Nor does the military industry seem to be more active than usual. "There is not much work, sometimes we work a lot and sometimes we spend the whole day here with nothing to do," explains one of the 5,000 workers at the Malysheva factory, which produces tank components, as well as tractors, and snow plows. A plant manager confirms to ARA that production has not been increased. The factory dates back to the 1930s and produced tanks for the Republicans on the Aragon front during the Spanish Civil War. Between 1923 and 1934 Kharkiv was the capital of Soviet Ukraine, one of the founding republics of the USSR. In the hospital where they treat covid patients, they also tell us that they have not made any special preparations for the war, nor have they set up operating rooms or stocked up on material and medicines: they are focused on the fight against the pandemic. Now Ukraine is beginning to suffer the ravages of the Omicron variant and the number of cases has broken records.

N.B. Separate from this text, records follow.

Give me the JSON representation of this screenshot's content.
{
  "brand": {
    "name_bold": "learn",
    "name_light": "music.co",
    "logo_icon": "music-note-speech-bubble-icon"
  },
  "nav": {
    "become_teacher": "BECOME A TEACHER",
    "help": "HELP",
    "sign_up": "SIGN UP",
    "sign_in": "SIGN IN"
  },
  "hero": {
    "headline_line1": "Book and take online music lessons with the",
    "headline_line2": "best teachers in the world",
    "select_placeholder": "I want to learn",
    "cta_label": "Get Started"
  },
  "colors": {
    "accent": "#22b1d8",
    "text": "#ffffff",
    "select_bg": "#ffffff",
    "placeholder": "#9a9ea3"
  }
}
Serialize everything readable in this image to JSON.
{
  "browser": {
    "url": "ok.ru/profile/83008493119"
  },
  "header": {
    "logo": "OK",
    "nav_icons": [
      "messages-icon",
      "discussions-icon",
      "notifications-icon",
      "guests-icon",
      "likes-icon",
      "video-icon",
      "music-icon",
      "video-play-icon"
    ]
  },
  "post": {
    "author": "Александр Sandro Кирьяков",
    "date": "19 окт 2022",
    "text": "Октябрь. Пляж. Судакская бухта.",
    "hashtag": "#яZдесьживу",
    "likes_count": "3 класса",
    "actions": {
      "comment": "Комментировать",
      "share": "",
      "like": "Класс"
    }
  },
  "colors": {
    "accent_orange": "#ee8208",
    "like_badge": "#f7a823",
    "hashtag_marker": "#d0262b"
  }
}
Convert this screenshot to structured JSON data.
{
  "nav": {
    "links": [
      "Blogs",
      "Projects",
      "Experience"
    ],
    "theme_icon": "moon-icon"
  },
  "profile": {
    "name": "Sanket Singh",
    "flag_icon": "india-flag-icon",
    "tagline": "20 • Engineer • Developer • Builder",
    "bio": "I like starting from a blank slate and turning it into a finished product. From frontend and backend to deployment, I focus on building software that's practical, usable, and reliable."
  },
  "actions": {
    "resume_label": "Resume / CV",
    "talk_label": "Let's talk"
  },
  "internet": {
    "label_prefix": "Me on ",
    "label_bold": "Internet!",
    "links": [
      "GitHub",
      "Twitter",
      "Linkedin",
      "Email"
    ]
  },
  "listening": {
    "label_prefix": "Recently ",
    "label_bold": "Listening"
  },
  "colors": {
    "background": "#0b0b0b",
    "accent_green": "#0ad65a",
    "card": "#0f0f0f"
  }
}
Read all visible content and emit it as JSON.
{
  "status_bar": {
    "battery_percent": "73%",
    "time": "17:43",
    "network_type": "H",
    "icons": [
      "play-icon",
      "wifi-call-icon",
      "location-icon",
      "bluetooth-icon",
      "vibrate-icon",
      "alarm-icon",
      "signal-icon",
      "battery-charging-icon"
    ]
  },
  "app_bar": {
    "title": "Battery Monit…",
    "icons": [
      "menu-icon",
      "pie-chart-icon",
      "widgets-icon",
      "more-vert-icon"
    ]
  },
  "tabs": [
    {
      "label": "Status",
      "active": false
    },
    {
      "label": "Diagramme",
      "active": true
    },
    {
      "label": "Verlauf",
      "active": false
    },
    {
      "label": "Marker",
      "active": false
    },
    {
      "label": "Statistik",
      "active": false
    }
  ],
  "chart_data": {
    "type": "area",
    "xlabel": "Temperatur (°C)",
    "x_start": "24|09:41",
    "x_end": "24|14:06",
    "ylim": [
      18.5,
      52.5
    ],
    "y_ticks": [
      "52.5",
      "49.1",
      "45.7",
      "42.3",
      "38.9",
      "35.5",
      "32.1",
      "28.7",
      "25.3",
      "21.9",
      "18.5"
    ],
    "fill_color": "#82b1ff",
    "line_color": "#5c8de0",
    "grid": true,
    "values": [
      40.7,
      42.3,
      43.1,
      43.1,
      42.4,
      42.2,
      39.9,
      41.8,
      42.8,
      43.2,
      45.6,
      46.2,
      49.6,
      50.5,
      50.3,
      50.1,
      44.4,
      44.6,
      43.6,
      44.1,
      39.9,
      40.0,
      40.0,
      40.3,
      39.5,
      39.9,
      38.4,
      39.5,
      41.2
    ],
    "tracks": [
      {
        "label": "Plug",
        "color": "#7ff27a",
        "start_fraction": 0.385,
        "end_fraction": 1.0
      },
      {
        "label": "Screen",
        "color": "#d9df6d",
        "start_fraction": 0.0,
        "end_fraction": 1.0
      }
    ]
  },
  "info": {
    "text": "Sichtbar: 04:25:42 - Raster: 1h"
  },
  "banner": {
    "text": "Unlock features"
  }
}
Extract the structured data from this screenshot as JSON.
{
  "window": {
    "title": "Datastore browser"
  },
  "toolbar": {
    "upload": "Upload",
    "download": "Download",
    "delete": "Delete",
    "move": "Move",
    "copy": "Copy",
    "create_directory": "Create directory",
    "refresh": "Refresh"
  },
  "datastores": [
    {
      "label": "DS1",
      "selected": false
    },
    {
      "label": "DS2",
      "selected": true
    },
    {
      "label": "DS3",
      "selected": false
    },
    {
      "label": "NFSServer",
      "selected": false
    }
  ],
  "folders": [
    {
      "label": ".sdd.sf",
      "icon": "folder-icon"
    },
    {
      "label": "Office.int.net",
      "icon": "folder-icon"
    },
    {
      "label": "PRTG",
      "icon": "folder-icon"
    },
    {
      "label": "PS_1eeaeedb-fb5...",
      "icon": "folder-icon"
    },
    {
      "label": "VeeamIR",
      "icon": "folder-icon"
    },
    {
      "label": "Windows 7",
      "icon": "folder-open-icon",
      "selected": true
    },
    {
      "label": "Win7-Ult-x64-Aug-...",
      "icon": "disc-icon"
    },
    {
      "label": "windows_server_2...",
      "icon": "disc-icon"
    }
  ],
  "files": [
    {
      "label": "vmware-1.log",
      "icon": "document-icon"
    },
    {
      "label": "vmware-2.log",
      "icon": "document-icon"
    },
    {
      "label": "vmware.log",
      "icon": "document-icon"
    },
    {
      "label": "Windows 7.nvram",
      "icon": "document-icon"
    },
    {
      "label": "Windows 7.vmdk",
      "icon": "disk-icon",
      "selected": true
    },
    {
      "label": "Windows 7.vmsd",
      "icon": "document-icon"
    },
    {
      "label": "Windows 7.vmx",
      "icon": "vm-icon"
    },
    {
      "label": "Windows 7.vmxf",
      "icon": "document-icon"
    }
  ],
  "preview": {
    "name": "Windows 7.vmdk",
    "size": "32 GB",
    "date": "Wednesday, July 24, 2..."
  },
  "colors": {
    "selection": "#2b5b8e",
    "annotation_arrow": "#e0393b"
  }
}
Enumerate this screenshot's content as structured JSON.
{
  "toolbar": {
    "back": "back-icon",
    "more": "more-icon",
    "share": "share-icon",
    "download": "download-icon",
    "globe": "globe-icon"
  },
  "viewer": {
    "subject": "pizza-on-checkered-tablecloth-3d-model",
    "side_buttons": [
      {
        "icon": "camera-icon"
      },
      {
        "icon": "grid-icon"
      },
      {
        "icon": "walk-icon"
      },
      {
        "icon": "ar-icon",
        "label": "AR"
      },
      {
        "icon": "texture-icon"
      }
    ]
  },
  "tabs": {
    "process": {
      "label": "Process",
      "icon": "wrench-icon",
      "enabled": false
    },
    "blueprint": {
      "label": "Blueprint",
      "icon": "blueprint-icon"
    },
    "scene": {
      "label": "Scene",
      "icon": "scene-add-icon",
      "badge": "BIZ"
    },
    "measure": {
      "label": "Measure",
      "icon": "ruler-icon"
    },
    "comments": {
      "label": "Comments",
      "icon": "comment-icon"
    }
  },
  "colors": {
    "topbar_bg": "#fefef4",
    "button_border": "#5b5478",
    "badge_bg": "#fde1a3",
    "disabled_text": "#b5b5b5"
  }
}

In Osnova, a working-class neighbourhood with typical Soviet-era high-rise apartment buildings, children play in the snow in the park next to the school, in front of a huge abandoned industrial complex. "I don't even remember what was manufactured here anymore," says Stanislav Kibalnik, a journalist for the local magazine Assembly. He neither believes in war nor wants Russian troops. "I have friends who are political prisoners in Russia and I have done fundraising campaigns for them. Police repression in Russia is much stronger than here," he explains. But he says that what worries people most is unemployment and precariousness: "Many factories have closed and others owe workers months' worth of salary, and people have contracts that last only a few days". Many young people have taken the path of emigration: "I have friends halfway around the world, from Japan to Canada.... If nothing changes, soon there will be only old people left here." In the neighbourhood, bomb shelters in basements have long been walled up to prevent drug addicts from sneaking in.